Thursday, August 1, 2019

Number of DFT (FFT) Points Required for a Specific Frequency Resolution for an Oversampled Signal


I have a bandpass signal centered at 2 MHz and bandwidth of 50 kHz (the signal frequency varies from 2 MHz - 25 kHz to 2 MHz + 25 kHz). This signal is being sampled at 10 MHz. I want a frequency resolution of 100 Hz in FFT.


I want to know:




  1. How many samples of the signal should I take to achieve this frequency resolution.




  2. What should be the number of points in FFT for this frequency resolution.





My thoughts:


Minimum frequency in the bandpass signal = 1.975 MHz.


To complete one period of the minimum frequency = 5.0633e-07 seconds.


No of samples in 5.0633e-07 seconds = 5.0633 ~ 6 samples.


So at least 6 samples should be taken to complete one cycle of min frequency.


Now the frequency resolution is 100 Hz.


Since the sampling frequency is 10 MHz, Maximum frequency can be detected is 5 MHz.

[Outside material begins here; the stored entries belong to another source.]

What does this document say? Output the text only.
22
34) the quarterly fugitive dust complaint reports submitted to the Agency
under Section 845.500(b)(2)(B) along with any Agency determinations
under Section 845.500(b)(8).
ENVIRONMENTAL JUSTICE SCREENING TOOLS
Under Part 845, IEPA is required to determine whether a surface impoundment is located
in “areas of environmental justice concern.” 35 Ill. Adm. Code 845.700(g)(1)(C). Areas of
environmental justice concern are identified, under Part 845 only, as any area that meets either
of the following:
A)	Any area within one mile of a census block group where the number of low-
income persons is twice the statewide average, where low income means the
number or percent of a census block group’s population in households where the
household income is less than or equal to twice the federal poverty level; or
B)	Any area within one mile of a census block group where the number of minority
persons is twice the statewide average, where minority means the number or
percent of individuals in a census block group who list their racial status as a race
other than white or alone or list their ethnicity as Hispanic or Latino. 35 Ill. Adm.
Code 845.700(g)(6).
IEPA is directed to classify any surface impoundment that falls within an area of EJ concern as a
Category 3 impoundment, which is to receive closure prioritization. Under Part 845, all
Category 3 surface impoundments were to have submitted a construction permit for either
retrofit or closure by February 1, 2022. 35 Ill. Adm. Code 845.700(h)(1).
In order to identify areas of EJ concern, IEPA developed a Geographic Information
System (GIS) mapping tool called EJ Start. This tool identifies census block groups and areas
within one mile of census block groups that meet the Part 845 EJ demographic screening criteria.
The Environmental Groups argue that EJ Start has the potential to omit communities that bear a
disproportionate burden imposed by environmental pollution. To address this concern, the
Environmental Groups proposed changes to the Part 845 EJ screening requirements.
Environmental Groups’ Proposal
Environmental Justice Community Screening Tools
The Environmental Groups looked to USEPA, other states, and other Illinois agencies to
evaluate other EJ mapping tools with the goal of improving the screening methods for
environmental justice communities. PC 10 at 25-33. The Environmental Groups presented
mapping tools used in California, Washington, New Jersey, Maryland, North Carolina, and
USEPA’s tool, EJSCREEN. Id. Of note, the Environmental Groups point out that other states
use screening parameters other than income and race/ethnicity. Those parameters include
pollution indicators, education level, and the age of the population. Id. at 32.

So 5MHz/100Hz = 50000 points will be there in first half of FFT.


Second half of the FFT is redundant (complex conjugation of the first half).



So I should take 2*50000 = 1,00,000 point FFT (2^17 = 131072 point FFT) for the above specifications.


Will this work?



Answer




  1. The resolution in the DFT is given by: $ \frac{{F}_{s}}{N} $.
    Hence you need 10e6 / 100 = 100,000 samples to get the resolution you want.

  2. You may bring the signal to the baseband (demodulation) and then you'll need a lower frequency of sampling to achieve what you want.
    Since the effective bandwidth of the signal is (Two Sided) 50 [KHz], it can be sampled at $ {F}_{S} = 50 [KHz] $ and only 500 samples would be required for the asked resolution.